Patients receiving cardiac surgery are at higher risk for acute kidney injury following the procedure, which is why the University of Colorado Department of Surgery has implemented a new preoperative pathway to identify patients who are more likely to suffer acute kidney injury (AKI) following elective cardiac surgery and prevent that injury from occurring.
“My research focus is the prevention of acute kidney injury after cardiac surgery,” says Muhammad Aftab, MD, associate professor of cardiothoracic surgery, who led the effort to create the new pathway. “It’s an important problem to address because acute kidney injury is a multisystem problem. Once patients get kidney failure after surgery, everything gets affected — their mortality, their morbidity. The risk of infection increases significantly, their hospital length of stay increases, and their ICU length of stay increases. We know this is a big problem that needs to be addressed.”
First of three
Part of a planned three-part intervention that will also describe ways to prevent AKI during and after surgery, the new presurgical pathway assesses a patient’s risk of getting AKI after cardiac surgery and identifies high-risk patients and specific ways to minimize that risk, whether that means delaying the surgery, stopping certain medications, or treating patients for such conditions as anemia or dehydration.
Designed for patients undergoing planned bypass, valve, and aneurysm surgeries, the new pathway uses a risk calculator — an algorithm that takes into account a patient’s age, weight, gender, health history, white blood cell count, creatinine levels, and more — to determine the risk factor for AKI. It’s a risk that is inherently higher in cardiac surgeries because of the way the procedures are performed, Aftab says.
“In cardiac surgery, we use a cardiopulmonary bypass machine, and we stop the patient’s heart for some time,” he says. “In some of the more extensive procedures, we completely stop the circulation to the entire body. All of these factors have implications in their outcomes.”
Additional AKI risks come from pre-existing conditions including diabetes, hypertension, or chronic kidney disease, he says. Approximately 15% to 20% of cardiac surgery patients develop AKI, some of them requiring temporary dialysis and an even smaller subset progressing to lifelong dependency on hemodialysis.
Path through the pathway
Once a patient’s individual risk for AKI is calculated, surgeons take them through the pathway. Patients with a risk factor of 1% or 2% will typically proceed with surgery, but those with a risk factor of 3% or higher now get a closer look, Aftab says.
“At that point we start analyzing — how is their kidney function? Have they had acute kidney injury in the past three months? Has something happened to their circulatory system that their kidneys stop working well?” he says. “Prior to cardiac surgery, many people undergo a CT scan with IV contrast dye, or they have a cardiac catheterization with coronary angiogram where the IV contrast is injected in the arteries. These contribute to AKI as well, because all this contrast gets filtered through the kidneys.”

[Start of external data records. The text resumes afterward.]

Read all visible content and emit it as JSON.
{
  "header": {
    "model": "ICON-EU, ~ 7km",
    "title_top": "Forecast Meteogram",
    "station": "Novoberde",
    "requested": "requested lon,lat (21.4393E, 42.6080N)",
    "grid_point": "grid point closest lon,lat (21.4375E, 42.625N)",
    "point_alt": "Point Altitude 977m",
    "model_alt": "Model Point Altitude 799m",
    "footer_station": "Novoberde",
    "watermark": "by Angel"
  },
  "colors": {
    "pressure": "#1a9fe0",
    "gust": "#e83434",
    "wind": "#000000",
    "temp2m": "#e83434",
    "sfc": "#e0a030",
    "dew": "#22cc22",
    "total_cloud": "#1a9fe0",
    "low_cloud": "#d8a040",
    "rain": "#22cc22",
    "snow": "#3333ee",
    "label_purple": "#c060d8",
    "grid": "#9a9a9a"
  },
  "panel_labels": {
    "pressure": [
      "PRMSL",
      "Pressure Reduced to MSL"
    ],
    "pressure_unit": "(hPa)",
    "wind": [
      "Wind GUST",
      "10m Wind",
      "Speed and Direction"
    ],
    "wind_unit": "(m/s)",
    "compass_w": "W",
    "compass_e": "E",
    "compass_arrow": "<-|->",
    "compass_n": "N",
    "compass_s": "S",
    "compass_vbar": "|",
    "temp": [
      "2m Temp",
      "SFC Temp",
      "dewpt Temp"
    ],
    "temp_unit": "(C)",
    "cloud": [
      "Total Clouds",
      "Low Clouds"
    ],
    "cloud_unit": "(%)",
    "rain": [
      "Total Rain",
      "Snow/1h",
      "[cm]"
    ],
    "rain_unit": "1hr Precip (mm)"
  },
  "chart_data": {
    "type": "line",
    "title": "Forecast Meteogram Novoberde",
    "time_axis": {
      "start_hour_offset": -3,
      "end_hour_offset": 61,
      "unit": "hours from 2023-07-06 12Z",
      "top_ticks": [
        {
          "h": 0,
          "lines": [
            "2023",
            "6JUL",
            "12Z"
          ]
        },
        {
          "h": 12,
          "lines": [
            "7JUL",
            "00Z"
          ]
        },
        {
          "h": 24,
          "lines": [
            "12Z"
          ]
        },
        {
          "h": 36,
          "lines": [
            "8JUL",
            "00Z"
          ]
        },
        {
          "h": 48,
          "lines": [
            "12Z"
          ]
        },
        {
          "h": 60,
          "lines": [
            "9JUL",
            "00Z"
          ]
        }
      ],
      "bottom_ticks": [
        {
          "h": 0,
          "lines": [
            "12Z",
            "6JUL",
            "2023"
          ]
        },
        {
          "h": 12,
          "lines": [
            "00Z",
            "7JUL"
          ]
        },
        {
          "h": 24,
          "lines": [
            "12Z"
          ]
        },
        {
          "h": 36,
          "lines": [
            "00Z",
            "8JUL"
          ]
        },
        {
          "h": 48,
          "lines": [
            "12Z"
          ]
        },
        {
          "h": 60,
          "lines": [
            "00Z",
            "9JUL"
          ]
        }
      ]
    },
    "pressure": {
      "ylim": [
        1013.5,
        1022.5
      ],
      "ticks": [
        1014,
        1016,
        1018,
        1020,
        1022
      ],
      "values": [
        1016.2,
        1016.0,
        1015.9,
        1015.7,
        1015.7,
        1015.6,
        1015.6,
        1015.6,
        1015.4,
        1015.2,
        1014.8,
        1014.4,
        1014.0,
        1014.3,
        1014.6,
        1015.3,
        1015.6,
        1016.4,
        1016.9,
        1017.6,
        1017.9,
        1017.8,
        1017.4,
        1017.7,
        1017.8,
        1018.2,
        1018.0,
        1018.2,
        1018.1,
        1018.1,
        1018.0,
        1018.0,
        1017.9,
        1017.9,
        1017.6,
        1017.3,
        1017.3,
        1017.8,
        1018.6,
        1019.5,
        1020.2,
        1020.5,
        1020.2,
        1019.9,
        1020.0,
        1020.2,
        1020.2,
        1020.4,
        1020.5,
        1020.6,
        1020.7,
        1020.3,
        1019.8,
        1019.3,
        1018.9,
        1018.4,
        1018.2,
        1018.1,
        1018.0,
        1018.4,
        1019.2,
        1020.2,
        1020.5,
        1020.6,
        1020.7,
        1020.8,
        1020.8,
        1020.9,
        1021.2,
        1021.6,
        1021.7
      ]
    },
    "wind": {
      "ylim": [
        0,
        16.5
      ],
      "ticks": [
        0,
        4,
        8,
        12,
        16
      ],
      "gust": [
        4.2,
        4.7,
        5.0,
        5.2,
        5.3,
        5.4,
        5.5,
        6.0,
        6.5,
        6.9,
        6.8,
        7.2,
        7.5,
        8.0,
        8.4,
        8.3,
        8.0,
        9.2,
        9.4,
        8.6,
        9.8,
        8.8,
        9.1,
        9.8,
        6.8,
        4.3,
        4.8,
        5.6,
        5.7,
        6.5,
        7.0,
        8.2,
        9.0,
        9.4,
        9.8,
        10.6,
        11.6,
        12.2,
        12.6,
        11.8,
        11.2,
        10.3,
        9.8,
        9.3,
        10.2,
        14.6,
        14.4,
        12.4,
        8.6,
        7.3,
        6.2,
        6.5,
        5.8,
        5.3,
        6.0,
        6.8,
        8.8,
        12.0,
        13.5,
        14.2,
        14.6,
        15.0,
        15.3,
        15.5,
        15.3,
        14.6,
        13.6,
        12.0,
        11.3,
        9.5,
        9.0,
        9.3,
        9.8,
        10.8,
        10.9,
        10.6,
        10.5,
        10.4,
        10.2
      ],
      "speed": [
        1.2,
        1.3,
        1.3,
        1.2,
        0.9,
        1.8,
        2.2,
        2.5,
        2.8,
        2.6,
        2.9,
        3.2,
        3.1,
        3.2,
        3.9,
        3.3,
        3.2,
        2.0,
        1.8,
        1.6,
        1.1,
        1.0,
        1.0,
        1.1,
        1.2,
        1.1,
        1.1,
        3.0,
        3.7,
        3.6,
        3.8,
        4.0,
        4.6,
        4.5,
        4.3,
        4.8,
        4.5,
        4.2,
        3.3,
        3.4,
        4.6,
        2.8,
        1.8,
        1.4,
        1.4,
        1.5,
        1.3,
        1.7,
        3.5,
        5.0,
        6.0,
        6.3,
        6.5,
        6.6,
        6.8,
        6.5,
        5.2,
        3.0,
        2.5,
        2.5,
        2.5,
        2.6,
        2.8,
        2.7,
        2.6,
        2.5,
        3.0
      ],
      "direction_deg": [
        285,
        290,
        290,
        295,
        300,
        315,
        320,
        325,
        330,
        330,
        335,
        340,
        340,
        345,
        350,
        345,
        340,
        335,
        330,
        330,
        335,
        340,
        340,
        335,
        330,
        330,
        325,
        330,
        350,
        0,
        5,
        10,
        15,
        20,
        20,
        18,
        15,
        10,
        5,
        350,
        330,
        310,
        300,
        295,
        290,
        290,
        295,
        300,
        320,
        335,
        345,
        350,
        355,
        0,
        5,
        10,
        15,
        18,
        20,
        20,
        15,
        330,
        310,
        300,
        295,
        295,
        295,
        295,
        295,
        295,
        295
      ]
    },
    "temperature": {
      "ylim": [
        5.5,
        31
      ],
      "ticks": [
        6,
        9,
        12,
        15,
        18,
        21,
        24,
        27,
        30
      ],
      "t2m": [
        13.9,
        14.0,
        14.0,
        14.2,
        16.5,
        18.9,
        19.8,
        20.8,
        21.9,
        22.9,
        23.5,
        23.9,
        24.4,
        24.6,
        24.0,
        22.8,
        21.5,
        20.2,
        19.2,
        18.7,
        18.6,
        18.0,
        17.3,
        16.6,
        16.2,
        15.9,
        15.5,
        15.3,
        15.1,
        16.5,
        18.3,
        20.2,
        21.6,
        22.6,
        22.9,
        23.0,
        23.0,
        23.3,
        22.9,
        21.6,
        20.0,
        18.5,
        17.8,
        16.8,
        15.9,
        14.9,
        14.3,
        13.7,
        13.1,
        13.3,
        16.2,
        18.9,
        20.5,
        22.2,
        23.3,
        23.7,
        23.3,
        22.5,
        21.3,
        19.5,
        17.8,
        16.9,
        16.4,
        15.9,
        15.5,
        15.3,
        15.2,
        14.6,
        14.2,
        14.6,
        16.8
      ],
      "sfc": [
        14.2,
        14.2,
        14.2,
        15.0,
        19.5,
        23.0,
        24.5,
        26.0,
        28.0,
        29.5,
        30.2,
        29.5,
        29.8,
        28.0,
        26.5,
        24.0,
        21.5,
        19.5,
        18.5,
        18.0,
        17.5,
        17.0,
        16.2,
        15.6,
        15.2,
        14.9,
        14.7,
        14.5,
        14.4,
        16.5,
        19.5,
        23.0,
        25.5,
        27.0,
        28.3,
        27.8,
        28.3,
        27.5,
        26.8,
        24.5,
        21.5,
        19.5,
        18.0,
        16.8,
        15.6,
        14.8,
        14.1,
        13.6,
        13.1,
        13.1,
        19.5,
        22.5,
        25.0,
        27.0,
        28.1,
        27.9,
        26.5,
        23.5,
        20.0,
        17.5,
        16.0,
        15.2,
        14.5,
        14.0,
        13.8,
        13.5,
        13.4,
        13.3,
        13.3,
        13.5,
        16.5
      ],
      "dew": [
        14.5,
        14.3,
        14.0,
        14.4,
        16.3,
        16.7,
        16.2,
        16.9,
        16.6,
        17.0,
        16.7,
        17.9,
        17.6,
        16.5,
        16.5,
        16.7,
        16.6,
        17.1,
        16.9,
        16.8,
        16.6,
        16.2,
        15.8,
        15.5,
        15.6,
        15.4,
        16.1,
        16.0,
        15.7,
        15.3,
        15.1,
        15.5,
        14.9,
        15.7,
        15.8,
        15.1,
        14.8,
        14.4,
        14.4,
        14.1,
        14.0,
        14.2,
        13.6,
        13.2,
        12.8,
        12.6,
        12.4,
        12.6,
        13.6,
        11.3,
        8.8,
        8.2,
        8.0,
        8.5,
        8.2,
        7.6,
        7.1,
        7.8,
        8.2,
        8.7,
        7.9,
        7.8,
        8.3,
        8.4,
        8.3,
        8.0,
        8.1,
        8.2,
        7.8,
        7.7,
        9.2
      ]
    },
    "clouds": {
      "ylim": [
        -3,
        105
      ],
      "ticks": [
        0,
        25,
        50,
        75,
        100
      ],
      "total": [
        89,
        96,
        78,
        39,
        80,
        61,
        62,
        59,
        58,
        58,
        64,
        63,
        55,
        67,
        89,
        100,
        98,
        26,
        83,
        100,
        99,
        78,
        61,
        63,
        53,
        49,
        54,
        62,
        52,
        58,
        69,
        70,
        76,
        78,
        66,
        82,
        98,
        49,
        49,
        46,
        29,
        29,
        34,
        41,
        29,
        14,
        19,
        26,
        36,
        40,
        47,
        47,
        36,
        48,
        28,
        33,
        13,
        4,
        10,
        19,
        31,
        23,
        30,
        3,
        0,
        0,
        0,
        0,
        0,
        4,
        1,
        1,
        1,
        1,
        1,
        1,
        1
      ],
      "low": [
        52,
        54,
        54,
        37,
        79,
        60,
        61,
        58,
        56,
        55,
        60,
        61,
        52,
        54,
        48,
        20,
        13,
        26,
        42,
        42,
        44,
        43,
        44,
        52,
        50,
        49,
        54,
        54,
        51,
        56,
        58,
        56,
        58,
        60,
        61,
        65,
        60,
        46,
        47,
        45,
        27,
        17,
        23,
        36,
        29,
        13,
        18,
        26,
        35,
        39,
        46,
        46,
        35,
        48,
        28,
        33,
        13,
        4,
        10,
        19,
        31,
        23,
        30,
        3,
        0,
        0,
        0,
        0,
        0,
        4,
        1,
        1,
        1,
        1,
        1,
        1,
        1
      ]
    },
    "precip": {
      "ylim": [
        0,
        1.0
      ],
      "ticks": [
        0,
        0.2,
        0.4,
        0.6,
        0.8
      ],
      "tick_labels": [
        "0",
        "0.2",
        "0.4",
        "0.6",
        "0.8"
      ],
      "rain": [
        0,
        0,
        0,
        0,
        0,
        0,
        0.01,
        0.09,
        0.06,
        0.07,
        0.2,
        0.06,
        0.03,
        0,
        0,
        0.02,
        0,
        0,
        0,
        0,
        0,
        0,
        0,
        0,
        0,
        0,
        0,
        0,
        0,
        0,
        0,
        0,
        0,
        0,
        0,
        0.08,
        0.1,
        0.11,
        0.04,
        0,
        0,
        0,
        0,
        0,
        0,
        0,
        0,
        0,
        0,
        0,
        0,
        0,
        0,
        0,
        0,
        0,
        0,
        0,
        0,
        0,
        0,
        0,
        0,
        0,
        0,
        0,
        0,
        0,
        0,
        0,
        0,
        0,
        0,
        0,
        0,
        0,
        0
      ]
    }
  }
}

Depending on those criteria, as well as conditions including anemia, dehydration, acute kidney injury, and chronic kidney disease, patients are either treated for the secondary condition or sent to a nephrologist for more intensive treatment, or their surgery is rescheduled so their kidneys can heal. The intervention is built within the electronic medical record as a pathway, so providers can interact with it in real time as they treat patients, which reduces care variance and standardizes the protocol.
Helping patients
While the AKI pathway has only been in use for a few months, it already has shown benefits for patients.

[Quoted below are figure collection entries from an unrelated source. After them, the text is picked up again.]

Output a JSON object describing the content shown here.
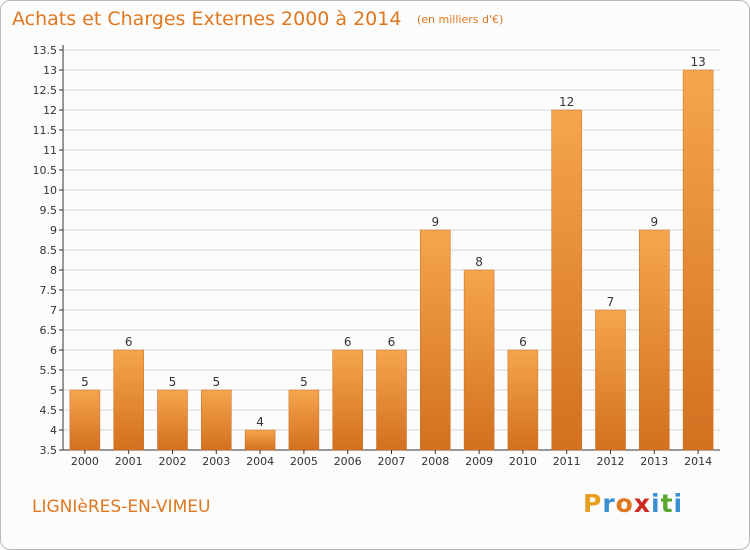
{
  "header": {
    "title": "Achats et Charges Externes 2000 à 2014",
    "subtitle": "(en milliers d'€)"
  },
  "footer": {
    "commune": "LIGNIèRES-EN-VIMEU",
    "logo_text": "Proxiti",
    "logo_colors": [
      "#e8a020",
      "#3a8fd0",
      "#e07820",
      "#cc2a20",
      "#3a8fd0",
      "#5aa830",
      "#3a8fd0"
    ]
  },
  "chart_data": {
    "type": "bar",
    "categories": [
      "2000",
      "2001",
      "2002",
      "2003",
      "2004",
      "2005",
      "2006",
      "2007",
      "2008",
      "2009",
      "2010",
      "2011",
      "2012",
      "2013",
      "2014"
    ],
    "values": [
      5,
      6,
      5,
      5,
      4,
      5,
      6,
      6,
      9,
      8,
      6,
      12,
      7,
      9,
      13
    ],
    "value_labels": [
      "5",
      "6",
      "5",
      "5",
      "4",
      "5",
      "6",
      "6",
      "9",
      "8",
      "6",
      "12",
      "7",
      "9",
      "13"
    ],
    "y_ticks": [
      "3.5",
      "4",
      "4.5",
      "5",
      "5.5",
      "6",
      "6.5",
      "7",
      "7.5",
      "8",
      "8.5",
      "9",
      "9.5",
      "10",
      "10.5",
      "11",
      "11.5",
      "12",
      "12.5",
      "13",
      "13.5"
    ],
    "ylim": [
      3.5,
      13.5
    ],
    "grid": true,
    "colors": {
      "bar_top": "#f6a54e",
      "bar_bottom": "#d27020",
      "bar_edge": "#c86a1c",
      "grid": "#d8d8d8",
      "axis": "#333333",
      "text": "#333333"
    }
  }
}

“Patients are very receptive to this, and they like that we are taking these extra measures of care,” Aftab says. “When we implemented it, I had a patient from the VA hospital who came to UCHealth for surgery, and we noticed acute kidney injury. I delayed his surgery for four weeks and sent him to the nephrology team. His kidneys partially recovered, I did surgery on him, and he was discharged home on the fifth day without any acute kidney injury or renal failure.
“Already, we recognize that if we implement the pathway and put it into practice, patients will benefit from it,” he says. “The most important thing is recognizing and understanding that if there's a problem, let's stop, let's put the brakes on and allow the kidneys to recover. Kidneys are very important to protect for short-term and long-term outcomes of cardiac surgery. If you want patients to live longer, protect their kidneys.”

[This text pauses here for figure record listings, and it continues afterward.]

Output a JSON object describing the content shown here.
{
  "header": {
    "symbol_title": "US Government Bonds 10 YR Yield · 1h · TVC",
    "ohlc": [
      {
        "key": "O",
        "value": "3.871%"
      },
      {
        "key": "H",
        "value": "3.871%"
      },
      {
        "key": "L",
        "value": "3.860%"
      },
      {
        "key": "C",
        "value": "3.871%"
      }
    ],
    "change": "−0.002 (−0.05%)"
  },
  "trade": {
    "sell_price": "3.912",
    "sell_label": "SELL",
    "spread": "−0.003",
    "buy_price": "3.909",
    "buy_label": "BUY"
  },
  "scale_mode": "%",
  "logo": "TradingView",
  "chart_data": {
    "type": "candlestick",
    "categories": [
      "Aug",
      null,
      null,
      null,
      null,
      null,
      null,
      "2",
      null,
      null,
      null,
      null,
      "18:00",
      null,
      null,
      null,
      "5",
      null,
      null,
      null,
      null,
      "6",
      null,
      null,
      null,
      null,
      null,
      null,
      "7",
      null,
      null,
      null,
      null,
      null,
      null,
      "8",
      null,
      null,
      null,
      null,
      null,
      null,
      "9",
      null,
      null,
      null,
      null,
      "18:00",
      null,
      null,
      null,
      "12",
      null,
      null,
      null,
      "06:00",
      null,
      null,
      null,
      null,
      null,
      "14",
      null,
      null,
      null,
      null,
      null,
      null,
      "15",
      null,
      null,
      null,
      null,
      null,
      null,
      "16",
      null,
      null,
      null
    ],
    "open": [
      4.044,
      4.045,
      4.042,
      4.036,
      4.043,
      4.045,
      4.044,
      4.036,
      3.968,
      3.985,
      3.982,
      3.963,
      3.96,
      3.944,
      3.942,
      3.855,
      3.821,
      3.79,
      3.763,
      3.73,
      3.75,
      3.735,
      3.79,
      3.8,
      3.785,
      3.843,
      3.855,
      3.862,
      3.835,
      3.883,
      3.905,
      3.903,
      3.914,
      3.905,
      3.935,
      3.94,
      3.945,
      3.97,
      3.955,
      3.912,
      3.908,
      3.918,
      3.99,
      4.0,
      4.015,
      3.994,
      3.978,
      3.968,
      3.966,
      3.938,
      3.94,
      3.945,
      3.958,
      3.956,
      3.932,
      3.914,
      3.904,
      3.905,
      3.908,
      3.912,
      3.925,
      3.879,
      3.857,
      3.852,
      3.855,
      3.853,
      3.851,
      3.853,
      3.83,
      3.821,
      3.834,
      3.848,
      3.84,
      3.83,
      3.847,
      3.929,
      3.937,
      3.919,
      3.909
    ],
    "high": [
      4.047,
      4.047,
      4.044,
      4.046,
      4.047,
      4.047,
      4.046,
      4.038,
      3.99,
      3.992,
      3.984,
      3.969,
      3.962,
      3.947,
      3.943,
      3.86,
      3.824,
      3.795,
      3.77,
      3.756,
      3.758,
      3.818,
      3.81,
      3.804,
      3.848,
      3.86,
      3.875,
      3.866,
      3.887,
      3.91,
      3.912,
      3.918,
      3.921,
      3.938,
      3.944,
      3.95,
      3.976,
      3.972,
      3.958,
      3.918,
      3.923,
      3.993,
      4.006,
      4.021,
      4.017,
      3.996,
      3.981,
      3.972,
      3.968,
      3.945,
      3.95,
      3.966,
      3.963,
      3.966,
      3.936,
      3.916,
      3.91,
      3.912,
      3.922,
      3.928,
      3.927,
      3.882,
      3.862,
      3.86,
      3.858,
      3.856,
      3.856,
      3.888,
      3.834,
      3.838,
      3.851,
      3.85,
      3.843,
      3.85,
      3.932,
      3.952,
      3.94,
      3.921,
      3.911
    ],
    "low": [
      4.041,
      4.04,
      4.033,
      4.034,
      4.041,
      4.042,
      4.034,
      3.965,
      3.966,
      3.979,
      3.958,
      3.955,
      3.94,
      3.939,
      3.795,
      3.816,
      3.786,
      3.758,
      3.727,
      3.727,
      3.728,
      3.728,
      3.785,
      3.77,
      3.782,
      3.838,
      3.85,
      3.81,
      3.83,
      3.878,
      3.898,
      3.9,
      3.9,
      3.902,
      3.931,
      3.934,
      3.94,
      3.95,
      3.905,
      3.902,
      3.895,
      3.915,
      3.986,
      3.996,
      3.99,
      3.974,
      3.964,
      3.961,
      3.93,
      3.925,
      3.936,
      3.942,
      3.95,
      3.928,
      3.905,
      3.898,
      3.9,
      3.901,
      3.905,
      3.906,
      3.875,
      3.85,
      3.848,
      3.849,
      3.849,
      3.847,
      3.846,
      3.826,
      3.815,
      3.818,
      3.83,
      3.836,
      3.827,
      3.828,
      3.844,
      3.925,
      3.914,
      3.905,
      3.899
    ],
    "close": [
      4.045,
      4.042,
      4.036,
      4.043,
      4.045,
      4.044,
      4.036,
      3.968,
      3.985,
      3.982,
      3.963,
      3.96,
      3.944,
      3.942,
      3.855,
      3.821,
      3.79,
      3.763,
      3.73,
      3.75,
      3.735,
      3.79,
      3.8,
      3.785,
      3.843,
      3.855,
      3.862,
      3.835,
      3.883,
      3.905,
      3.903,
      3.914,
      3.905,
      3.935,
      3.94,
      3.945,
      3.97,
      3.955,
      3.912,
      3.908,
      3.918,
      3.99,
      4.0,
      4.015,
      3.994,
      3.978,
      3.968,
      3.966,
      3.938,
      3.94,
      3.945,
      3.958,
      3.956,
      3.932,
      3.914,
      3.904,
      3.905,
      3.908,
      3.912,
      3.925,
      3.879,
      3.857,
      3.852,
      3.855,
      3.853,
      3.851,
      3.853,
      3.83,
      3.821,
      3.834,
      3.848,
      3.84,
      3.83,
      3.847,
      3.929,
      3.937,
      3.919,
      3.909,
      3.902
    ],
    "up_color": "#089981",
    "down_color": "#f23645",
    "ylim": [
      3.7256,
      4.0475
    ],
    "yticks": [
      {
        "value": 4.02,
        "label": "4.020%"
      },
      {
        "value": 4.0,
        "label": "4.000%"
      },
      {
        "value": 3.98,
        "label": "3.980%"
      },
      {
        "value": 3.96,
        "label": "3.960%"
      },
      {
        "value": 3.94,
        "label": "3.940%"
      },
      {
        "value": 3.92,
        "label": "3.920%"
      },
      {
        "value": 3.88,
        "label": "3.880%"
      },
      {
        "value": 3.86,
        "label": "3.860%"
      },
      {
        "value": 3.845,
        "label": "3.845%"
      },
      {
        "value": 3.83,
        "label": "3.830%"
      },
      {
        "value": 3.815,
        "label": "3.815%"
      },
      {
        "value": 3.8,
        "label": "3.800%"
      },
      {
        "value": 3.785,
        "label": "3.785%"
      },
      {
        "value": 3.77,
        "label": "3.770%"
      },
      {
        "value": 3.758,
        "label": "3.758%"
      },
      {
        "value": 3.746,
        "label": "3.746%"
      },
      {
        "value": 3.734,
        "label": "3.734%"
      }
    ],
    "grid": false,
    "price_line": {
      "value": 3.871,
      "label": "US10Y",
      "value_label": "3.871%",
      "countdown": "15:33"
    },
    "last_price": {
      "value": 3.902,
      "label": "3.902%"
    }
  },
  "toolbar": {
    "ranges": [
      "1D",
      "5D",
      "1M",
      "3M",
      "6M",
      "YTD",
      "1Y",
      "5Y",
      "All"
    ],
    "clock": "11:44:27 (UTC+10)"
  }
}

Aftab adds that this work would not have been possible without the generous support of Ethan Cumbler, MD, director of quality in the Department of Surgery; input from collaborating nephrologists including Sarah Faubel, MD, and Amber Podoll, MD, and cardiothoracic surgery physician assistants Daniel Connolly, Michael Wells, Courtney Matter, Elizabeth Devine, and Erin McIntyre as well as quality team members including Mollie Holmes, Katie Moller, Danielle Koffenberger, and Alyson Kelleher.